Locals hold a religious ceremony for the two murdered British tourists at a pavilion on Sai Ree beach, Koh Tao , in Surat Thani's Phangan district on Thursday. (Video by Thiti Wannamontha)
Tests on DNA samples collected from the body of Hannah Victoria Witheridge, 24, did not match samples taken from the other victim, David William Miller, 24, or Christopher Alan Ware, Miller's friend, or the six Myanmar workers earlier suspected.
The semen DNA matched DNA found on the butt of an LM cigarette found beside a rock 30-50 metres from the crime scene, Surat Thani police chief Kiattipong Khaosam-ang said on Thursday.
He said the DNA of two men was found on the cigarette butt and they matched the DNA found in the semen found inside the female victim's body.
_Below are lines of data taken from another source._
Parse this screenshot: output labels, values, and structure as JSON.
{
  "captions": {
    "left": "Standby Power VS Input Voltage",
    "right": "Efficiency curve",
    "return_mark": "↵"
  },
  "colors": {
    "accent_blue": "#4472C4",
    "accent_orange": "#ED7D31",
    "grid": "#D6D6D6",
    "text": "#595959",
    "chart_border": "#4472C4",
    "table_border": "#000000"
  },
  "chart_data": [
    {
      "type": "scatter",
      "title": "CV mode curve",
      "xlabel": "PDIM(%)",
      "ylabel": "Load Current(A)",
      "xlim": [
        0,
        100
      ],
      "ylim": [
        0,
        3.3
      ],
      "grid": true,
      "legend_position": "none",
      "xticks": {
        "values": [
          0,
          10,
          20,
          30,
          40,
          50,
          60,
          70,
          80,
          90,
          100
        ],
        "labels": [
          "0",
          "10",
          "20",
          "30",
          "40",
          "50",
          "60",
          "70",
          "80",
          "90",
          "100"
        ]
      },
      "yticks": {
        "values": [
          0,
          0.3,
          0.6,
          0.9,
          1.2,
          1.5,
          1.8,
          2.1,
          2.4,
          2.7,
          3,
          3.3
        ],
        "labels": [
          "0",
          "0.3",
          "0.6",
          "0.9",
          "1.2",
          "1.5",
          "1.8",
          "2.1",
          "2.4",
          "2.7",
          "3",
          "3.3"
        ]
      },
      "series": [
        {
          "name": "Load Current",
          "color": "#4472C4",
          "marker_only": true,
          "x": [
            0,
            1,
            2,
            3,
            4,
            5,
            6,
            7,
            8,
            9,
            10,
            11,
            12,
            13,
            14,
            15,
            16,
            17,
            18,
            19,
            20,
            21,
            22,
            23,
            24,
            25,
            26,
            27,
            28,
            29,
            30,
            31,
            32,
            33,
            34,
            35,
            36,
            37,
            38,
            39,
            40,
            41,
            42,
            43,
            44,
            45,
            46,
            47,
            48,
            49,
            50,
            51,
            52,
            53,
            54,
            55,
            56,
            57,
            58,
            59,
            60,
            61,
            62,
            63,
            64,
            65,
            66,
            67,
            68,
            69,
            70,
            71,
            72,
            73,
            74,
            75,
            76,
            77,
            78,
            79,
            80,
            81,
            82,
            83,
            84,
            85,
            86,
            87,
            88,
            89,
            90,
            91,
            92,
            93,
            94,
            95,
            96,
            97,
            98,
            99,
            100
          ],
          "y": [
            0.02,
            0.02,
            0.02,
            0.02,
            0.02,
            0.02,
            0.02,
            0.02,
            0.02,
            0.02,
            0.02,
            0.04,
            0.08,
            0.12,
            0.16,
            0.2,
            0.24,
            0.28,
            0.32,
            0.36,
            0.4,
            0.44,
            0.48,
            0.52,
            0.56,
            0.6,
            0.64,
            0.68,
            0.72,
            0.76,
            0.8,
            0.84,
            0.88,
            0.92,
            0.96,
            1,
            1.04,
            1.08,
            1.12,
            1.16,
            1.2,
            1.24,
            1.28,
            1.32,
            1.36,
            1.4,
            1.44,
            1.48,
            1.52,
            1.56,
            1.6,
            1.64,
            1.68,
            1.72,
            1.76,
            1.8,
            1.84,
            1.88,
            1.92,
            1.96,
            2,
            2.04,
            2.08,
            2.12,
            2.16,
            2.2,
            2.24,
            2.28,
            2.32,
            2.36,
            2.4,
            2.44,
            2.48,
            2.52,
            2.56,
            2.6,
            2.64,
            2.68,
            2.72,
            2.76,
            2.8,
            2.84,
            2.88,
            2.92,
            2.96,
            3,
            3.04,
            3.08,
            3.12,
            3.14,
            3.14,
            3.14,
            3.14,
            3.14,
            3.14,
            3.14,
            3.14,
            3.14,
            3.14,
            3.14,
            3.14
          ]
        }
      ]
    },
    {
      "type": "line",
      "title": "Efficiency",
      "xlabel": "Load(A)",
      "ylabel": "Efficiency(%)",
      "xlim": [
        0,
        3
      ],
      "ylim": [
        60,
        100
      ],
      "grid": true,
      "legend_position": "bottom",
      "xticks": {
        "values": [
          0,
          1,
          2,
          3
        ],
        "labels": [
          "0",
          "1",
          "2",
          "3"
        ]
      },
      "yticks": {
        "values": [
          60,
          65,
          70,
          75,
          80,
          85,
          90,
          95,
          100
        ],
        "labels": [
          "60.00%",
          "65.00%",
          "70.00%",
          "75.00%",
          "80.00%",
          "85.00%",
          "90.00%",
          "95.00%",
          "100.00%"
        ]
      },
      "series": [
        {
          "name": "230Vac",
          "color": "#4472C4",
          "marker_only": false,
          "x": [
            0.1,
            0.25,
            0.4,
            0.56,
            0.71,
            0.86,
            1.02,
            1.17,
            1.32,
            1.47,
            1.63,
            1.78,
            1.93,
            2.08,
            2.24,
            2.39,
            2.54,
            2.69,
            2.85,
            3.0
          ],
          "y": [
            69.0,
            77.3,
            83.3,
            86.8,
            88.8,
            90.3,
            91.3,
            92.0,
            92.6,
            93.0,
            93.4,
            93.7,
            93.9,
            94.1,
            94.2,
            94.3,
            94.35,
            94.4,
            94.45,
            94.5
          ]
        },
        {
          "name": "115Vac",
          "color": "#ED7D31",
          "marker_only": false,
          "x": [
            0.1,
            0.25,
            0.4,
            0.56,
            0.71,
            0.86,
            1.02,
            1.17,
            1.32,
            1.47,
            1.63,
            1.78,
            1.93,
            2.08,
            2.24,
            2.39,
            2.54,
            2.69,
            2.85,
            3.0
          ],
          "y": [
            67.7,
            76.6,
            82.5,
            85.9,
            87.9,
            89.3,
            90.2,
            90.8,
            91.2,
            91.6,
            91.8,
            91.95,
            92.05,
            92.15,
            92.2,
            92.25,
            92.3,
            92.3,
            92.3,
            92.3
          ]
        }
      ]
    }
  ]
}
Pol Maj Gen Kiattipong said it seemed the two men had shared a cigarette about the time Miller and Witheridge had walked past them, heading to the sandy area of the beach where they were murdered.
A hoe from a nearby vegetable garden had been used in the murder, he said.
Forensic export Pol Gen Jarumporn Suramanee, right, collects evidence at the crime scene on Koh Tao on Thursday. (Photo by Thiti Wannamontha)
Police still thought that foreign workers on Koh Tao, especially Rohingya, were the most likely suspects, but had not ruled out Thais visiting or living on Koh Tao, or foreign tourists, the Surat Thani police chief said.
The murderers might have used two weapons. The blood on the hoe was from Witheridge alone, Pol Maj Gen Kiattipong said. The other weapon was likely to be a metal object used to bludgeon Miller.
Investigators had combed the beach nearby the crime scene where there was a party that both victims attended, in the search for more evidence.
Staff of the British embassy took Miller's friend, Mr Ware, from police custody and put him and his younger brother on a flight to England on Thursday, tourist police commander Apichai Thiamataya said. Consular staff promised that if Thai police needed more information the British embassy would contact them.
Mr Ware's younger brother had left Koh Tao in Phangan district of Surat Thani province for Bangkok before the murder, so he was cleared, Pol Maj Apichai said.
Although Mr Ware had an injury on the back of his hand, there was a medical certificate to confirm that it was caused by a firework, he said.
It was reported that staff of the British embassy had arranged for the release of the two murder victims' bodies from the Institute of Forensic Medicine at the Police General Hospital in Bangkok on Wednesday evening for transport back to their homes.
British consul Michael Hancock took members of the victims' families to meet Royal Thai Police adviser Jarumporn Suramanee for a briefing on the results of the autopsies on the bodies and an update on the progress in the investigation.
The family members were too upset to give interviews to reporters.
Pol Gen Jarumporn said that the victims' family members had no questions about the results of the autopsies, but had asked that reporters consider their feelings.
The two tourists were found slain on Sai Ree beach of Koh Tao early Monday morning.
About 100 local people on Koh Tao attended a religious rite and made merit for the victims on the tourist island on Thursday.
At the ceremony, Koh Tao mayor Chaiyant Thurasakul said local people felt a deep sadness because there had never been such a murder on the island before.
He said Koh Tao municipality and local business operators would improve security for tourists and install lights and surveillance cameras in risk areas.